Ellis is a member of the Anthropocene working group, tasked with doing the preliminary work that would eventually define the Anthropocene as a formal geological epoch. Formalising it would be a huge deal, and is hotly controversial among earth scientists. At issue is not whether human activity is changing life on Earth. “There’s no controversy there,” says Ellis. The real problems vexing the working group are practical: Will all this human activity compress into a stratigraphic smear large enough for future geologists to study? And what is the point of naming a layer of rock that hasn’t even formed yet? “Putting a new epoch in now really does nothing useful for stratigraphers and geologists working in bodies of rock to understand formation processes,” says Ellis.1
Gaffney’s co-author, climate scientist Will Steffen of Australian National University, is also a member of the working group. In the pair’s new paper, they describe an equation that compares the effects of the last few hundred years to the baseline conditions of the Holocene, which spans the last 11,700 years. “We looked across the board at key Earth processes and the speed at which they had changed,” says Gaffney. For most of that time, the systems were in equilibrium—held stable by phlegmatic solar activity, a 26.5-degree tilt of the Earth’s axis, and an absence of island-sized rocks falling from the sky.

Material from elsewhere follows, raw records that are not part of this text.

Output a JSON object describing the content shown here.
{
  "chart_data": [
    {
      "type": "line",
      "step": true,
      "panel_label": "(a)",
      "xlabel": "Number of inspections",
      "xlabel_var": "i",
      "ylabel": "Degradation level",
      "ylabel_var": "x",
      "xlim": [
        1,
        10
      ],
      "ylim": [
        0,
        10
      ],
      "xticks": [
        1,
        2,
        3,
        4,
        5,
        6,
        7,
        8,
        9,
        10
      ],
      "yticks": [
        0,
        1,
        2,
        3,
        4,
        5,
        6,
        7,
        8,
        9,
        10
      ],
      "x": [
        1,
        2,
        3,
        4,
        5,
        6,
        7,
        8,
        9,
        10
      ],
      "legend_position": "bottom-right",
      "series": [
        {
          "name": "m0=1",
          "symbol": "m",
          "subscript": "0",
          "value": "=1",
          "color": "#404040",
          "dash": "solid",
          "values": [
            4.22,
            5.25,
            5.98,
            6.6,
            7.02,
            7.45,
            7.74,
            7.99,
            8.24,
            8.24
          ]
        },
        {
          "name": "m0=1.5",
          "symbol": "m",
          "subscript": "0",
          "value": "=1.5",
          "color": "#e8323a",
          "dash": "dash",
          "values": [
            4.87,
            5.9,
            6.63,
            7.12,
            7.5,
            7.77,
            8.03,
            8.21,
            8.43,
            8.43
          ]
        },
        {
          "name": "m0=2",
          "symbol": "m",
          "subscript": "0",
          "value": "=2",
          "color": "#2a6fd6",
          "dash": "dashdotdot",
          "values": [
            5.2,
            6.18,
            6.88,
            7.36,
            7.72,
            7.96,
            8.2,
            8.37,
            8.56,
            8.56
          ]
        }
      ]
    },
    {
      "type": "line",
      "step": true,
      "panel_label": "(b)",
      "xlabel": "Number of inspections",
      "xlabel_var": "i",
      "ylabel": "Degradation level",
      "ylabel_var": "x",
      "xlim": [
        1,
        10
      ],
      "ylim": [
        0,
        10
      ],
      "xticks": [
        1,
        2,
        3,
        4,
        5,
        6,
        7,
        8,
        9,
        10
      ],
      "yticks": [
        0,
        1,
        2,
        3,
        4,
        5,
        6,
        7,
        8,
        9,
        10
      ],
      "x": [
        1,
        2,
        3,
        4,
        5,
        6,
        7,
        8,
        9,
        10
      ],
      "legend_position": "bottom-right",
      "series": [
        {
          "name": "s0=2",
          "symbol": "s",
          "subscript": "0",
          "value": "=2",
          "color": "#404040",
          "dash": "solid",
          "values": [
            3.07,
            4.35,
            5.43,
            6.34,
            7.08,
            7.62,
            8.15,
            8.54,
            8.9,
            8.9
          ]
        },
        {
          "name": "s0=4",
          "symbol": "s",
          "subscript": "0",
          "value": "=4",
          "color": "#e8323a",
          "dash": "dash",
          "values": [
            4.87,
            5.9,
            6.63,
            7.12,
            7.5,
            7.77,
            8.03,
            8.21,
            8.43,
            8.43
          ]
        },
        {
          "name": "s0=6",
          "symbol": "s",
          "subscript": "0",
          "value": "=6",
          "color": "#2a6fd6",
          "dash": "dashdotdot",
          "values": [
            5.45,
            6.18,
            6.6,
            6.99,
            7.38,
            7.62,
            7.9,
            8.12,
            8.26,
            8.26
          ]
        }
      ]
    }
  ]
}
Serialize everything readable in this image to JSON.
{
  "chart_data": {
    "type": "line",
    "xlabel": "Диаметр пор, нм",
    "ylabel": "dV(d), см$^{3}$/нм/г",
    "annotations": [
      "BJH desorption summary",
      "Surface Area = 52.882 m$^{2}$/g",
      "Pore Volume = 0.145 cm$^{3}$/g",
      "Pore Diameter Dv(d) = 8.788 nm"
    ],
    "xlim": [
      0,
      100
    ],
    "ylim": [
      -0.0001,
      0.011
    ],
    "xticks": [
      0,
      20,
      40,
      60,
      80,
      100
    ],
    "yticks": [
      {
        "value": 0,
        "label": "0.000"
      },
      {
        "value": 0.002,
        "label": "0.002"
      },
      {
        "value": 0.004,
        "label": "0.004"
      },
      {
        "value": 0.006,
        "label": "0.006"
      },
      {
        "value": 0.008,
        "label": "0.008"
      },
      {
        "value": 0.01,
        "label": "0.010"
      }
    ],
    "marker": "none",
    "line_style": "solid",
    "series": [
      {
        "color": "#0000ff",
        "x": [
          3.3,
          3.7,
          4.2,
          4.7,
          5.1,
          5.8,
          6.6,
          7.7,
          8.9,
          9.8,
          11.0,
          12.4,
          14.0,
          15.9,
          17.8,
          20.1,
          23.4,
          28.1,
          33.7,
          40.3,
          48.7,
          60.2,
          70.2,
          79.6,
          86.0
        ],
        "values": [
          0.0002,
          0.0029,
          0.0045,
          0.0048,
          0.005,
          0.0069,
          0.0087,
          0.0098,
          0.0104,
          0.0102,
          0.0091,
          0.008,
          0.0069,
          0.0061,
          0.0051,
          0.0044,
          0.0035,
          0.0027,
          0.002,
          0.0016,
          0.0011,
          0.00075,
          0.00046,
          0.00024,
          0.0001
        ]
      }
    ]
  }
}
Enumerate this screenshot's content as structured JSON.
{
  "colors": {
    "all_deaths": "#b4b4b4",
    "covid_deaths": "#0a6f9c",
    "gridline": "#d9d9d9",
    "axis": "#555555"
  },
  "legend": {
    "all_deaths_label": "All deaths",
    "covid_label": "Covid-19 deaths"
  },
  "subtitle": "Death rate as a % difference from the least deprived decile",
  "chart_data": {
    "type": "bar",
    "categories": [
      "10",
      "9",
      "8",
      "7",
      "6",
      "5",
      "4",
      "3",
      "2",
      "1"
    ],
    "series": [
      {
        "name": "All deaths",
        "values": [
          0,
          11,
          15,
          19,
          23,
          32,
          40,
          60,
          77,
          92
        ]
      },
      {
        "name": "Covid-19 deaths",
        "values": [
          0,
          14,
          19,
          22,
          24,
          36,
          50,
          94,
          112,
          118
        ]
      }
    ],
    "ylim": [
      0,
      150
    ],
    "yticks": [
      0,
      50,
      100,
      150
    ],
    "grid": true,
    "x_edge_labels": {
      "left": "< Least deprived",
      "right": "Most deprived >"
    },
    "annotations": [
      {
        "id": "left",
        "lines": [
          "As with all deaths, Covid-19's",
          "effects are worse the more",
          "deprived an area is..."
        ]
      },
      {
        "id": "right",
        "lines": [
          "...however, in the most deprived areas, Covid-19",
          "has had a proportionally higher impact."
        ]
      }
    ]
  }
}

According to their calculations, human activity eclipsed the sun, Earth, and errant falling stars as the dominant process shaping life on this planet around 1950. “This coincides with things like the first nuclear bombs, which put traceable radiation in the atmosphere, which is visible in the sedimentary record,” says Gaffney. They aren’t the first to fix in the post-war period. The 1950s mark what many researchers call the Great Acceleration when the booming middle class caused spikes in global GDP, agricultural land use, paper production, dam building, personal vehicle ownership, international tourism, and other markers of consumption. Steffen and Gaffney’s equation just adds more oomph to the argument that the Anthropocene began in the same era as colour TVs.
Gaffney doesn’t shy away from the implications here—that a relatively small subset of humans are responsible for the Anthropocene and all it entails. “Our key conclusion is that the key driver of global change is the production and consumption of goods by the world’s upper and middle classes,” he says. “Defining the Anthropocene could have broader societal impacts, and the potential to shift worldviews, similar to how Darwin’s theory of evolution or Copernicus’ heliocentric astronomy caused huge paradigm shifts.”
Humans aren’t the first organisms to reshape the world—nor will they likely be the last. About 2.3 billion years ago, single-celled organisms called cyanobacteria developed photosynthesis, inhaling carbon dioxide and flooding the atmosphere with oxygen. Their collective outgassing is sometimes called the Oxygen Holocaust, as it suffocated much of the anaerobic life that had dominated Earth. Cyanobacteria were so successful that their dead little bodies eventually congealed into vast oil reserves. And when the Anthropocene layer does form, the carbon burned from that oil will be why it has such a nice, dark hue.
1 For what it’s worth, Ellis is among a minority of Anthropocene working group members who believes the epoch’s roots go far deeper into human history. “The Industrial Revolution happened way before 1950,” he says. “You can also consider the incredible effects that agriculture, which is thousands of years old, has had on the biosphere.”